Former bank rep suspended, fined $10K, for allegedly selling unsuitable investments
FINRA has reprimanded a broker who allegedly made unsuitable recommendations in unit investment trusts while employed at Huntington National Bank, the regulator said.
Richard Graham was suspended for two months, fined $10,000 and ordered to disgorge more than $3,500 in commissions he received, according to a document FINRA filed last week.
Graham worked for Huntington in Lafayette, Indiana.
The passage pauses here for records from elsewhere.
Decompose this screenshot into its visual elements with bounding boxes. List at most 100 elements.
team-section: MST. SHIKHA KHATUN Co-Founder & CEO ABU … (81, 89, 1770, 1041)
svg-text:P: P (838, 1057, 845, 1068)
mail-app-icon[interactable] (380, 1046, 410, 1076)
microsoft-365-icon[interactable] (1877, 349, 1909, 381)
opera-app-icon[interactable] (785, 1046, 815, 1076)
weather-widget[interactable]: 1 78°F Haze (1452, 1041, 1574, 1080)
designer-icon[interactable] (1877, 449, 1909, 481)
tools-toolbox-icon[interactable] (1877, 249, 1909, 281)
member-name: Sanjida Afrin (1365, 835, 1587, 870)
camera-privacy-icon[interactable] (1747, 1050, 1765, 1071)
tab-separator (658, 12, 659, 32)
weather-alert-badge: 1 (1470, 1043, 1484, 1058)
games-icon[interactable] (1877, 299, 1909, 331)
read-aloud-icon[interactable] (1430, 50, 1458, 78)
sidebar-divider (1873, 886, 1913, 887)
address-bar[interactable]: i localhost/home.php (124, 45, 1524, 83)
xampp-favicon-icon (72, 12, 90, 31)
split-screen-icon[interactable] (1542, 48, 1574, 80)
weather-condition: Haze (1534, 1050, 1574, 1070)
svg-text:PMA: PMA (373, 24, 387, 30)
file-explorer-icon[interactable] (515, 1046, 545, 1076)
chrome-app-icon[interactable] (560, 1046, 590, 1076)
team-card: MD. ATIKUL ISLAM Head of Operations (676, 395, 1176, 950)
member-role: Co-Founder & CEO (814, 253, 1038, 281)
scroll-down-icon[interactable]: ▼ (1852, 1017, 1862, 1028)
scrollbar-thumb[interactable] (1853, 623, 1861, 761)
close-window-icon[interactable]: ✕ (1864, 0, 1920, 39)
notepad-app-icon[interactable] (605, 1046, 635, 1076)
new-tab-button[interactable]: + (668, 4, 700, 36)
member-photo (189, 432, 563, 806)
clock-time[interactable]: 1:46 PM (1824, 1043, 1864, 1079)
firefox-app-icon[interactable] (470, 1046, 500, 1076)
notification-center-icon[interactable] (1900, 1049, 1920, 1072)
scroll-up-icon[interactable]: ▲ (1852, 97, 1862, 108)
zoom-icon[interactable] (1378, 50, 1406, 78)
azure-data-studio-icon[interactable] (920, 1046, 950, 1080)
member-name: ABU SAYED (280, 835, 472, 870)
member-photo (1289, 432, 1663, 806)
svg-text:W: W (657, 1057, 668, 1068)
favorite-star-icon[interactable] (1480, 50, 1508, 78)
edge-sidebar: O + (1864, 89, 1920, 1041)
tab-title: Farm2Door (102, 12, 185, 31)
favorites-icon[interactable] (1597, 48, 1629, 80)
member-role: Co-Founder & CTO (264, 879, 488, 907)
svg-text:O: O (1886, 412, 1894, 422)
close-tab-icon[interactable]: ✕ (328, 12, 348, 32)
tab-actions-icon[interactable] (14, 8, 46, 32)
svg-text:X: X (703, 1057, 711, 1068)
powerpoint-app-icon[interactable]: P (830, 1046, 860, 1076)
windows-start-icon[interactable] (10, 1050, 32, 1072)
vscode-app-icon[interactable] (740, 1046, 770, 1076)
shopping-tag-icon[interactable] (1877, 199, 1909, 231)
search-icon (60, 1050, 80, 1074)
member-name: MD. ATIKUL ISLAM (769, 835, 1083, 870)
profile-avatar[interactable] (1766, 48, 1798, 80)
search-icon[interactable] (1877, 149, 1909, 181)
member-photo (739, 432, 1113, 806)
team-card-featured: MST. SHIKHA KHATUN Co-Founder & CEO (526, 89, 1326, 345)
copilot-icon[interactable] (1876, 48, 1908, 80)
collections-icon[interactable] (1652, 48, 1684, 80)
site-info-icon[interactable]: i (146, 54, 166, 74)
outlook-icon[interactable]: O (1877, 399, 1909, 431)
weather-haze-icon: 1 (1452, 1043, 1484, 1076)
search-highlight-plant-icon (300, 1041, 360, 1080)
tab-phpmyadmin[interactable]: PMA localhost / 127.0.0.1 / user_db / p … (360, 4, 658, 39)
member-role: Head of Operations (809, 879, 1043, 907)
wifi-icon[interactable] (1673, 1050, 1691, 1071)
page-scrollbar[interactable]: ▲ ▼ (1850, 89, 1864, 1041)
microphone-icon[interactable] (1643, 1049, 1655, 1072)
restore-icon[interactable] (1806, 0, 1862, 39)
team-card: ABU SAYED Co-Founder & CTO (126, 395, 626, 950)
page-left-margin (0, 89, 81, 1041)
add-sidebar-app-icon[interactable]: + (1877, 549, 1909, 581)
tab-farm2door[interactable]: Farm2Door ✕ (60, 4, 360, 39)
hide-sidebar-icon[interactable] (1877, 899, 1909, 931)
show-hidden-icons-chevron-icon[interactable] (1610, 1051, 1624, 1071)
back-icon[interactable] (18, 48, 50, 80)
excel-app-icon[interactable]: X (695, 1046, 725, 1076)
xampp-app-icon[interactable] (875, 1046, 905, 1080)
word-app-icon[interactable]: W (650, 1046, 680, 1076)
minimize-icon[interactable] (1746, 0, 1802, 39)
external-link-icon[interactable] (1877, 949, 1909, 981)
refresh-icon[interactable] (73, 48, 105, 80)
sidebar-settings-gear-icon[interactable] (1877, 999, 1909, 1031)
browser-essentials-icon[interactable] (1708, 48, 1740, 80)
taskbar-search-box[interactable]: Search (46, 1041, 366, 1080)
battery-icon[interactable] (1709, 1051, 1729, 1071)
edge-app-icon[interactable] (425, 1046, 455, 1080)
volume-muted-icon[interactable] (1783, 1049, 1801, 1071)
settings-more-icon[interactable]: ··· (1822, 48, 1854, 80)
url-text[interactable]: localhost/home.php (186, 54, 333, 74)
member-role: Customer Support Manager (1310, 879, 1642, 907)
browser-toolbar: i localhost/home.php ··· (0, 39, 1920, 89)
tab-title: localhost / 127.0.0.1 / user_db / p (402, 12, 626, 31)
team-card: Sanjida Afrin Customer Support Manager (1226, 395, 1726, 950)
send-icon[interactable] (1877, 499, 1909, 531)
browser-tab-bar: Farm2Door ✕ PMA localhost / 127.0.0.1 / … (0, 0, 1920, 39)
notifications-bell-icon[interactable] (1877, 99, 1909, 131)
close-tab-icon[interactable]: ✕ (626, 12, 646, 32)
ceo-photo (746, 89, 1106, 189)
He is the third rep from Huntington since December to run into trouble for alleged aggressive selling of unit investment trusts to customers.
FINRA rebuked Graham for recommending that a non-native English-speaking couple invest $350,000 —the bulk of their net worth — in two unit investment trusts in November and December 2012. A year later, the muni bond investments had fallen almost 23% in value, according to FINRA.
“Placing 94% of their net worth in an investment that employed leverage, included non-investment grade securities, and could lose a large amount of principal in a short time period was unsuitable,” FINRA asserted.
The couple had a conservative risk profile and were planning to retire within 10 years, FINRA said.
Graham, who now works as a real estate broker in Indianapolis, declined to comment through his attorney, Keith Griffin of Griffin Law Firm in Indiana.
FINRA also scolded Graham for selling an elderly customer three unit investment trusts totaling $259,000, or nearly half of her net worth, according to FINRA’s filing. When the customer sold the investments six months later, they had dropped more than $29,000, or 11.4%, in value, FINRA said. The elderly woman bought the unit investment trusts in April and May 2013.
“Recommending that a 98-year-old customer with a moderately conservative risk tolerance invest 42% of her net worth in a single product that employed leverage and could sustain substantial losses in a short time period was not suitable,” FINRA charged.
In his settlement with FINRA, Graham neither admitted nor denied the charges, but consented to an entry of FINRA’s findings. He worked for Huntington from June 2005 to July 2013, when he joined J.P. Morgan Chase, according to his BrokerCheck report. He left J.P. Morgan last month.
Glen Zehr, a spokesman for Huntington, had no comment, nor did Michael Fusco, a spokesman for Chase Wealth Management.
Graham’s suspension follows two other FINRA disciplinary actions against former Huntington reps for alleged misconduct related to unit investment trusts. In May, David Michael Miller was barred from the industry and ordered to pay more than $800,000 in restitution and disgorgement for allegedly making unsuitable recommendations of the products. The other rep, Jeffrey Rittberger, was suspended for 45 days and fined $10,000 last December for purportedly making unsuitable recommendations in municipal unit investment trusts.
FINRA blasted the former rep for allegedly making unsuitable recommendations in unit investment trusts that cost customers more than $1 million in losses.